Given the function \( f(x)=\int_{2}^{x}\left(t^{4}-4 t^{2}\right) d t \), determine all \( x \)-values, if any, for which \( f \) has a relative minimum.

To determine the \( x \)-values where the function \( f(x) = \int_{2}^{x} \left(t^{4} - 4t^{2}\right) \, dt \) has a relative minimum, follow these steps: 1. **Find the First Derivative \( f'(x) \):** By the Fundamental Theorem of Calculus, the first derivative of \( f(x) \) is: \[ f'(x) = x^{4} - 4x^{2} \] 2. **Identify Critical Points:** Set \( f'(x) = 0 \) to find critical points: \[ x^{4} - 4x^{2} = 0 \quad \Rightarrow \quad x^{2}(x^{2} - 4) = 0 \] \[ x = 0, \quad x = \pm 2 \] 3. **Determine the Second Derivative \( f''(x) \):** Differentiate \( f'(x) \) to find the second derivative: \[ f''(x) = 4x^{3} - 8x \] 4. **Evaluate \( f''(x) \) at Each Critical Point:** - **At \( x = 2 \):** \[ f''(2) = 4(2)^3 - 8(2) = 32 - 16 = 16 > 0 \] Since \( f''(2) > 0 \), \( f(x) \) has a **relative minimum** at \( x = 2 \). - **At \( x = -2 \):** \[ f''(-2) = 4(-2)^3 - 8(-2) = -32 + 16 = -16 < 0 \] Since \( f''(-2) < 0 \), \( f(x) \) has a **relative maximum** at \( x = -2 \). - **At \( x = 0 \):** \[ f''(0) = 0 \] The second derivative test is inconclusive.

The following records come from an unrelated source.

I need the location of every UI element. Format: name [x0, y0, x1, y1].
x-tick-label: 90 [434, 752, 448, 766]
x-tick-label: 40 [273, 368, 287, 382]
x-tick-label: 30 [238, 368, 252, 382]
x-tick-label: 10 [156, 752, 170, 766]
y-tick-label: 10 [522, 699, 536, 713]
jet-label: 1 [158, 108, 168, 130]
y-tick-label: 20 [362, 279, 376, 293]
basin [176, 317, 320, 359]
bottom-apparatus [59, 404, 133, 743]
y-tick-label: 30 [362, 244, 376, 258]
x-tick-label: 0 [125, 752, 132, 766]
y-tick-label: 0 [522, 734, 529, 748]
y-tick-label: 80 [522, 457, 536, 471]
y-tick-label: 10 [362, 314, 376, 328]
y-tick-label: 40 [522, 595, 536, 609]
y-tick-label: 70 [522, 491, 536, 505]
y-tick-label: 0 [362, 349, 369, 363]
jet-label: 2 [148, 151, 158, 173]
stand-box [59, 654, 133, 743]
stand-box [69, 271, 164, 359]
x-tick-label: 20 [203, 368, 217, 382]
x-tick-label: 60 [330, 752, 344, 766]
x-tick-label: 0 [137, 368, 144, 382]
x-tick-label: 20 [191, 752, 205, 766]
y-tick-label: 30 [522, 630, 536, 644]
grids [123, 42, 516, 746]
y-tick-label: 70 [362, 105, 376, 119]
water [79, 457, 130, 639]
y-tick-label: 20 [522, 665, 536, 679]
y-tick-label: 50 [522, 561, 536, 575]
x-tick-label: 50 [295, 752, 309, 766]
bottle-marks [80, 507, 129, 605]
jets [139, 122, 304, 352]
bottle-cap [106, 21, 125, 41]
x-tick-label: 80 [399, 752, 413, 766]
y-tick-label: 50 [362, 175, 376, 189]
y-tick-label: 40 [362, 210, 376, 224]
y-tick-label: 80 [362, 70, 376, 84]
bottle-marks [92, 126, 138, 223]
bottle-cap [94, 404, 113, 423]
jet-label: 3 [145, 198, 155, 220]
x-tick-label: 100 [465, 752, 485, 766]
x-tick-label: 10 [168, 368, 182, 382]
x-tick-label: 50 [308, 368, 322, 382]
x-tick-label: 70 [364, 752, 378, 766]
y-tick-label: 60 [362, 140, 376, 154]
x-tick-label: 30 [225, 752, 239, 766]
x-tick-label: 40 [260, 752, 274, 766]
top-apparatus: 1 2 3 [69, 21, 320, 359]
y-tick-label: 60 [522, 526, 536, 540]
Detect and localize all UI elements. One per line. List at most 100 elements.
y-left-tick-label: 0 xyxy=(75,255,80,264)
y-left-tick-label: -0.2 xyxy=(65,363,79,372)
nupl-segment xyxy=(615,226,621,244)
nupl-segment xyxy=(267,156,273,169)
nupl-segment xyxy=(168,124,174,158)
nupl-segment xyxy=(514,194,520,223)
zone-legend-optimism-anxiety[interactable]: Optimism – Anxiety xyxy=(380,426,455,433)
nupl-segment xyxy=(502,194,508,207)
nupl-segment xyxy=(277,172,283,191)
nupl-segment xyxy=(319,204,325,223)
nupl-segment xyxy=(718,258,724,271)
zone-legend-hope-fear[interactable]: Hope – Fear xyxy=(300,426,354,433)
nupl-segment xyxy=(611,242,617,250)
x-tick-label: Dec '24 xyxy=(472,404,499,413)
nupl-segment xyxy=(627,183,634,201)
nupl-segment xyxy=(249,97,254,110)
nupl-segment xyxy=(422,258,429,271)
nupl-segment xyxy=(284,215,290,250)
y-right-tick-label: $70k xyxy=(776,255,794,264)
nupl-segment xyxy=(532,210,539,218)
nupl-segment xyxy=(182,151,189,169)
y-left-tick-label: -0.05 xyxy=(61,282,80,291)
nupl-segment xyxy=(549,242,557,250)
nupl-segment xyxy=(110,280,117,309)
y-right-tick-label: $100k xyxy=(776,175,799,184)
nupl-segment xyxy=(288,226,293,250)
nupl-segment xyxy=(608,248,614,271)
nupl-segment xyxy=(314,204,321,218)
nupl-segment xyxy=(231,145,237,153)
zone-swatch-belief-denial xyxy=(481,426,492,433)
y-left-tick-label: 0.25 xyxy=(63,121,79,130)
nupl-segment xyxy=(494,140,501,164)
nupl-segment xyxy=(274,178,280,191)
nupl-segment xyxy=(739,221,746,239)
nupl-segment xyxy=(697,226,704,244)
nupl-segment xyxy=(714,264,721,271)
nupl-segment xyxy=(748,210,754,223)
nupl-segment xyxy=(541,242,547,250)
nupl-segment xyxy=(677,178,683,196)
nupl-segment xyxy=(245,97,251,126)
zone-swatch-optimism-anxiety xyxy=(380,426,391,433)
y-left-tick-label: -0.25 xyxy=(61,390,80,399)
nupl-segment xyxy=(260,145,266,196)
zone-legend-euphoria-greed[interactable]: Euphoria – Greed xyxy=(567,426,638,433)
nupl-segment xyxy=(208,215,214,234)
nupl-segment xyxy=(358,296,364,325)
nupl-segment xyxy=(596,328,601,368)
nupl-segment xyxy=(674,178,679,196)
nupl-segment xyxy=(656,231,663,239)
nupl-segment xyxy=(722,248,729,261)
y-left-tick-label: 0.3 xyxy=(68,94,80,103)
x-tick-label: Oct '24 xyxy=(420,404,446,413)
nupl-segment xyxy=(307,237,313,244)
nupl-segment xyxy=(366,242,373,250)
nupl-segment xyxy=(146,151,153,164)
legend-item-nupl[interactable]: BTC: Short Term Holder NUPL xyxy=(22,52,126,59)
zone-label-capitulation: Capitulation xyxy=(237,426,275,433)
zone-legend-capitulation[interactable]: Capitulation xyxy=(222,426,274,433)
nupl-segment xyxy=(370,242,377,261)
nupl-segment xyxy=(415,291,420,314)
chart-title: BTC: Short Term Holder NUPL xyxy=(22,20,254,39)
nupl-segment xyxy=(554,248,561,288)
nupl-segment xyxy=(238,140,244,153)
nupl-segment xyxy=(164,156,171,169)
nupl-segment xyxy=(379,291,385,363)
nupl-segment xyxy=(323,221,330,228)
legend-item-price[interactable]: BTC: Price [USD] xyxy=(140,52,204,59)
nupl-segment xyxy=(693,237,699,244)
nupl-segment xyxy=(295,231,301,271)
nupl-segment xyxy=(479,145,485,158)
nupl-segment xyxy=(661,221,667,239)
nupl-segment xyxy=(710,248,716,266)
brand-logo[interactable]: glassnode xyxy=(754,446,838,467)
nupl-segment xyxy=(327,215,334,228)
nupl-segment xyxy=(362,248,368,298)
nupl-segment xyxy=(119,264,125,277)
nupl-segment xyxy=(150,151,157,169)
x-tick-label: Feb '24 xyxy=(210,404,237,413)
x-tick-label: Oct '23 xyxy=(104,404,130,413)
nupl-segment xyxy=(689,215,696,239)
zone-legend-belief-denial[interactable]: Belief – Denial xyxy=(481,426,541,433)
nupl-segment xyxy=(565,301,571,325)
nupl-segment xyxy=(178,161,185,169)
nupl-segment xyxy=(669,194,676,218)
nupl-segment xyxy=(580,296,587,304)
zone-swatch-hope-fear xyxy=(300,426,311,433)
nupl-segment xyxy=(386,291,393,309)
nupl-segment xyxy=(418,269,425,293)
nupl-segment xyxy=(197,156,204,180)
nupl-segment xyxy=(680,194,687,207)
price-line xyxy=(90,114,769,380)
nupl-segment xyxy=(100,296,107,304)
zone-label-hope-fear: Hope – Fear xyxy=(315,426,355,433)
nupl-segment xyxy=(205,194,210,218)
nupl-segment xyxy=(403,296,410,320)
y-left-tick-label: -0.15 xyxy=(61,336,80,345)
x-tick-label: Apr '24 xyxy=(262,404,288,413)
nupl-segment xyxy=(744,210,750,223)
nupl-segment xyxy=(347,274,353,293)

By analyzing the first derivative around \( x = 0 \), we find that \( f'(x) \) is negative on both sides of \( x = 0 \), indicating no relative extremum at this point. 5. **Conclusion:** The function \( f(x) \) has a **relative minimum** at \( x = 2 \). **Answer:** Only at x = 2 does f  have a relative minimum.